Australia, Personal Finance - Written by Chris Wright on Saturday, January 1, 2011 18:04 - 0 Comments
Smart Investor Acid Test: should you buy Australian shares?
Smart Investor: Acid Test, January 2011
Is now a good time to buy Australian shares?
- Do you think the latest rally has further to run?
At the time of writing the S&P/ASX200 was up 10% in just four months – ready for a reversal? Well, share market performance all depends on where you start looking from. It’s true that there has been a recent recovery, but we are still well below where we were in April and early May, and an absolute mile below where we were in 2007 – the market would have to put on almost 50% to reach that level again. If you believe that markets always eventually take out their highs, then the long term trend ought to be upwards.
2. Do you think markets always take out their highs given long enough to do so?
Usually this is true – during the financial crisis it was most instructive to look at, say, a 100-year chart of the Dow and see how insignificant the most crushing corrections can be when viewed over the truly long term. But, that said, there are markets that haven’t been anywhere near their highs in a long time: Japan’s Nikkei 225 hit its all time high in 1989 and is still at barely a quarter of that level even today.
3. Do you set much store by P/E ratios?
A P/E is a price/earnings ratio, and it is a favoured barometer investors use to decide if a stock, sector or entire market is overvalued or cheap. People can get too preoccupied with them but they are a very useful tool as a starting point in deciding on value. Right now, they tell us promising things: at the time of writing the forward consensus PE (that is, based on the average of what brokers think earnings will be next year) is 12.5 times, whereas the long term average is 14.6 times. So, historically speaking, shares are cheap.
4. Are you a believer in yield stocks?
Australia is one of the best major stock markets in the world for yield investing – that is, buying for the dividends as much as capital growth. The overall grossed up dividend yield from the Australian market is 5.3%; Shane Oliver at AMP Capital Investors points out that this is about the same as the 10 year bond yield, meaning that shares only require modest capital growth to provide a much better return than bonds. Some very big name stocks provide a stable and steady yield, such as Telstra, QBE and NAB; some stocks pay higher still, although it’s always worth being wary of something that seems too good to be true.

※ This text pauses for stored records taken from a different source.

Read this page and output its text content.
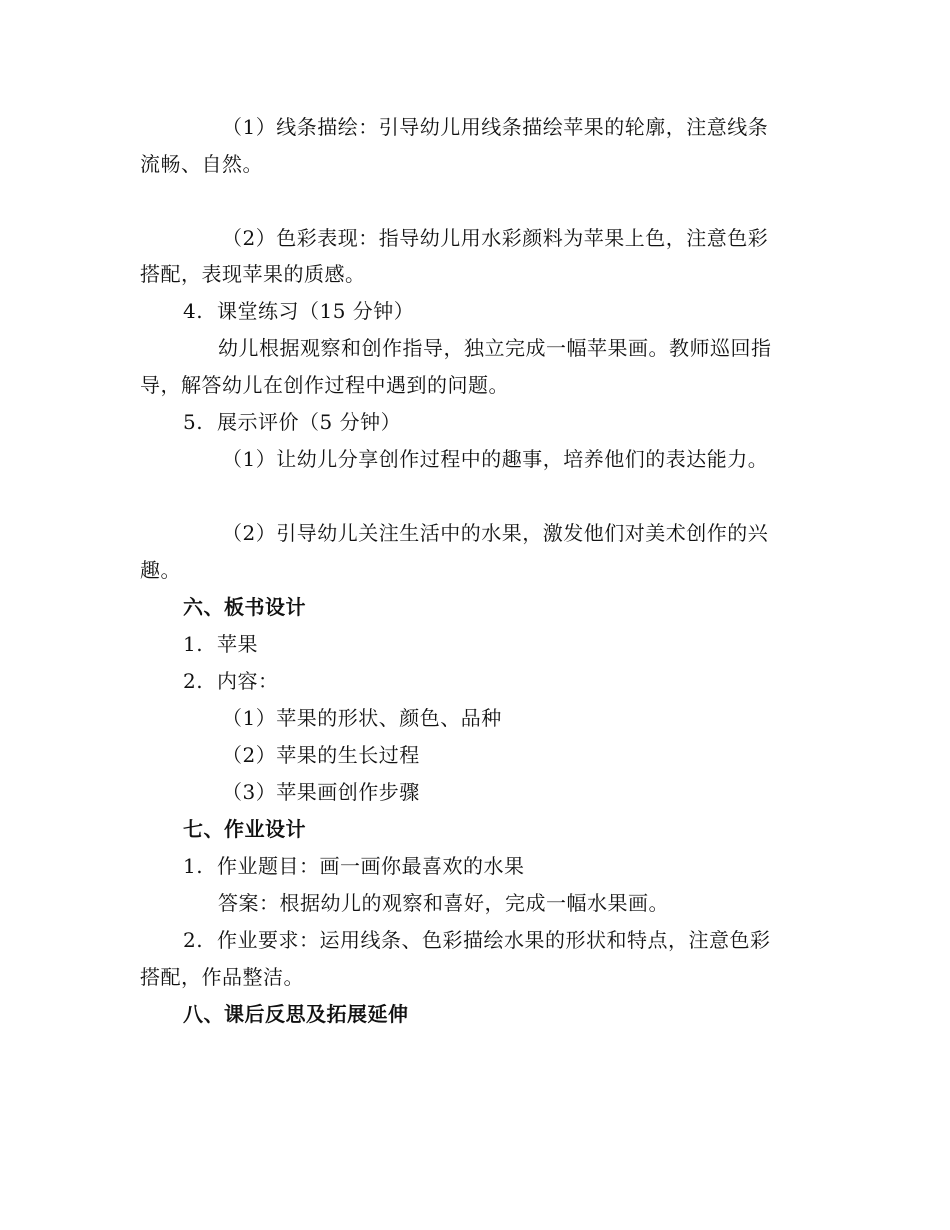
（1）线条描绘：引导幼儿用线条描绘苹果的轮廓，注意线条
流畅、自然。
（2）色彩表现：指导幼儿用水彩颜料为苹果上色，注意色彩
搭配，表现苹果的质感。
4. 课堂练习（15 分钟）
幼儿根据观察和创作指导，独立完成一幅苹果画。教师巡回指
导，解答幼儿在创作过程中遇到的问题。
5. 展示评价（5 分钟）
（1）让幼儿分享创作过程中的趣事，培养他们的表达能力。
（2）引导幼儿关注生活中的水果，激发他们对美术创作的兴
趣。
六、板书设计
1. 苹果
2. 内容：
（1）苹果的形状、颜色、品种
（2）苹果的生长过程
（3）苹果画创作步骤
七、作业设计
1. 作业题目：画一画你最喜欢的水果
答案：根据幼儿的观察和喜好，完成一幅水果画。
2. 作业要求：运用线条、色彩描绘水果的形状和特点，注意色彩
搭配，作品整洁。
八、课后反思及拓展延伸
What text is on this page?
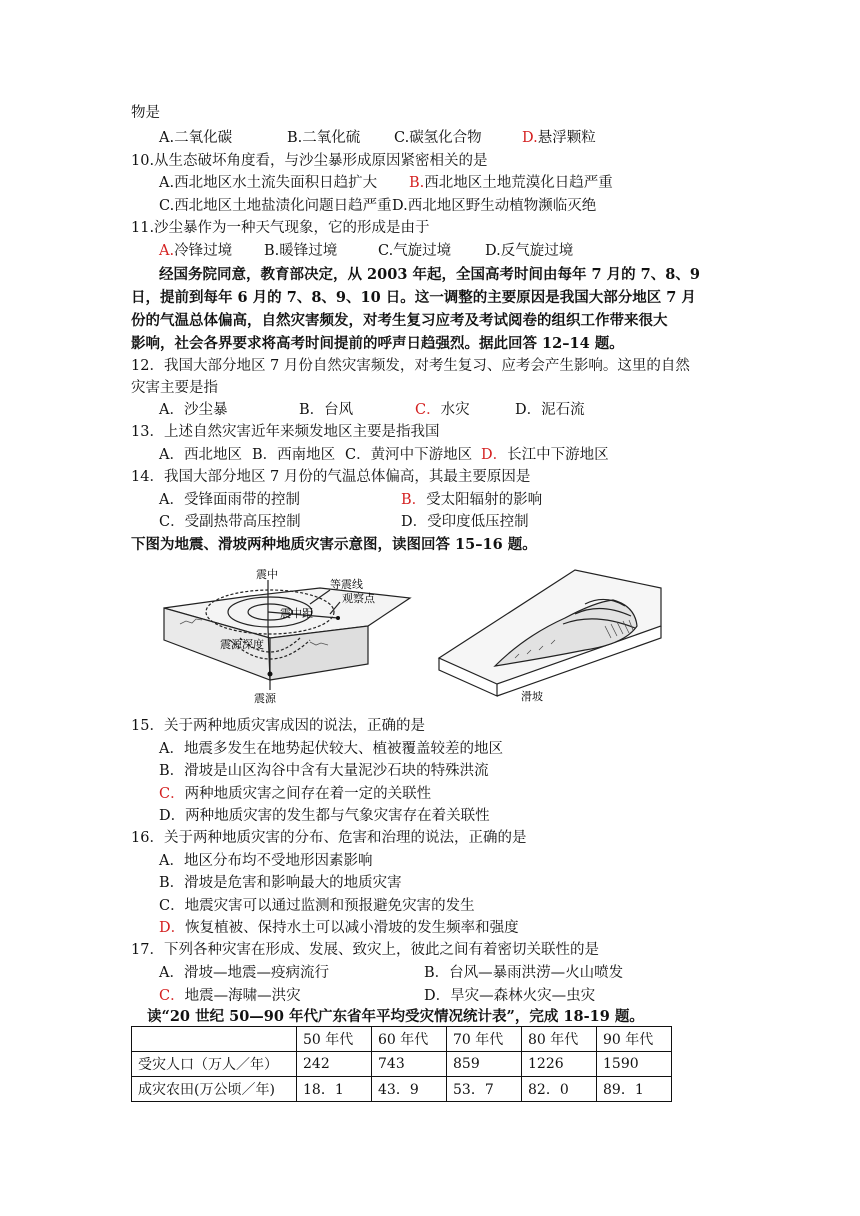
物是
A.二氧化碳	B.二氧化硫 C.碳氢化合物	D.悬浮颗粒
10.从生态破坏角度看，与沙尘暴形成原因紧密相关的是
A.西北地区水土流失面积日趋扩大 B.西北地区土地荒漠化日趋严重
C.西北地区土地盐渍化问题日趋严重D.西北地区野生动植物濒临灭绝
11.沙尘暴作为一种天气现象，它的形成是由于
A.冷锋过境 B.暖锋过境	C.气旋过境 D.反气旋过境
经国务院同意，教育部决定，从 2003 年起，全国高考时间由每年 7 月的 7、8、9
日，提前到每年 6 月的 7、8、9、10 日。这一调整的主要原因是我国大部分地区 7 月
份的气温总体偏高，自然灾害频发，对考生复习应考及考试阅卷的组织工作带来很大
影响，社会各界要求将高考时间提前的呼声日趋强烈。据此回答 12–14 题。
12．我国大部分地区 7 月份自然灾害频发，对考生复习、应考会产生影响。这里的自然
灾害主要是指
A．沙尘暴	B．台风	C．水灾	D．泥石流
13．上述自然灾害近年来频发地区主要是指我国
A．西北地区 B．西南地区 C．黄河中下游地区 D．长江中下游地区
14．我国大部分地区 7 月份的气温总体偏高，其最主要原因是
A．受锋面雨带的控制	B．受太阳辐射的影响
C．受副热带高压控制	D．受印度低压控制
下图为地震、滑坡两种地质灾害示意图，读图回答 15–16 题。
震中
等震线
观察点
震中距
震源深度
震源	滑坡
15．关于两种地质灾害成因的说法，正确的是
A．地震多发生在地势起伏较大、植被覆盖较差的地区
B．滑坡是山区沟谷中含有大量泥沙石块的特殊洪流
C．两种地质灾害之间存在着一定的关联性
D．两种地质灾害的发生都与气象灾害存在着关联性
16．关于两种地质灾害的分布、危害和治理的说法，正确的是
A．地区分布均不受地形因素影响
B．滑坡是危害和影响最大的地质灾害
C．地震灾害可以通过监测和预报避免灾害的发生
D．恢复植被、保持水土可以减小滑坡的发生频率和强度
17．下列各种灾害在形成、发展、致灾上，彼此之间有着密切关联性的是
A．滑坡—地震—疫病流行	B．台风—暴雨洪涝—火山喷发
C．地震—海啸—洪灾	D．旱灾—森林火灾—虫灾
读“20 世纪 50—90 年代广东省年平均受灾情况统计表”，完成 18-19 题。
	50 年代	60 年代	70 年代	80 年代	90 年代
受灾人口（万人／年）	242	743	859	1226	1590
成灾农田(万公顷／年)	18．1	43．9	53．7	82．0	89．1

5. Are you confident about China?
It’s probably asking a lot of the Australian mum and dad investor to have a firm view on China’s economy, but it’s actually very important for Australia. Chinese demand supports Australian resource stocks, and Australian resource stocks support much else of the Aussie economy. At the moment the debate in China is about monetary policy tightening, and revaluation of the currency; few economists expect any momentous change in the short term and in the meantime the economy is soaring.
6. And what about the rest of the world?
Naturally, this is important too: the global recovery needs to have legs in order for Australian stocks to thrive. The jury is still out on a host of things: the US and quantitative easing; European sovereign debt, back in the headlines with the loan to Ireland; worries of asset bubbles in Asia. It’s still choppy, all right.
7. Do you think Australian stocks are cheap compared to the rest of the world?
If you do, it’s not a guarantee of great performance, of course, but it helps. In truth, at the time of writing, Australian and world markets were on roughly the same forward p/e (although the world’s historic average p/e is slightly higher than Australia’s).
8. Do you expect a lot of corporate activity like mergers, buybacks and dividend payouts?
If you do, that’s usually good for shares, though it helps if you’re in the right ones (for example, when a takeover bid is announced, usually the bidder’s share price goes down and the target’s share price goes up). Generally, it’s fair to say that companies in Australia are increasingly cashed up and will have to do something with that money, and if it’s not going on capital expenditure it may go on acquisitions, share buybacks, or payouts.
9. Do you think the world banking industry is in good shape?
There are some who fear it is not, from mortgage foreclosures in the US to overextension to questionable state projects in China. There’s nothing much wrong with Australia’s major banks, but there didn’t need to be anything wrong for the entire market to crash during the global financial crisis.
10. Do you believe the Australian dollar is going to stay high or keep rising?
We ask this because if you do, you’re more likely to focus on domestic investments rather than foreign ones, where any investment gains would be wiped out by further climbs in the currency. However if you think the Aussie dollar is too high and must fall, that’s an argument for putting your money overseas, not at home.
Mostly yes: Go ahead and buy Australian. Just because you’ve missed the start of the rally doesn’t mean you need to stay out.
Some yes, some no: It’s always worth having some exposure to Australian shares but keep your options open, both in terms of other investments, and cash on hand.
Mostly no: Steer clear. Things will get worse before they get better.